We investigated the spectral transformation of Advanced Space-borne Thermal Emission and Reflection Radiometer (ASTER) remote-sensing data of a semi-desert realm. Hydroxyl-bearing mineral zones were identified and discriminated based on distinctive shortwave infrared radiation (SWIR) properties of the ASTER data. Principal component analysis (PCA), minimum noise fraction (MNF), and band ratioing methods were applied, compared and combined in order to accurately locate hydrothermal alteration zones in two major mining districts of SE Iran. The strategy in this study consisted of using PC images and associated statistics factors yielded by PCA transformation for the identification of vegetation and iron oxide minerals in the visible and near infrared radiation (VNIR), clay minerals in the shortwave infrared radiation (SWIR), and silicate rocks in the thermal infrared radiation (TIR) of the ASTER data, respectively.
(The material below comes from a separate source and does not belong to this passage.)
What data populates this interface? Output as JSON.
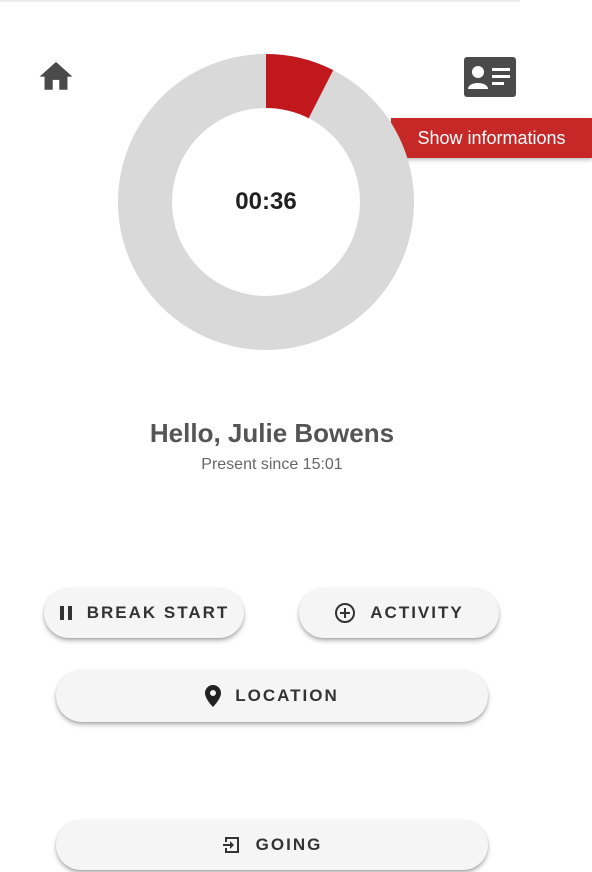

The PCA results were verified by comparison with obtained results by minimum noise fraction and band ratio methods and also prior knowledge about the study area. In conclusion, the discrimination of alteration zones with high potential for copper and gold mineralization by spectral transformation of the ASTER data is a reliable, fast and relatively low cost with great ability to assist exploration geologists in the reconnaissance stages of mineral exploration.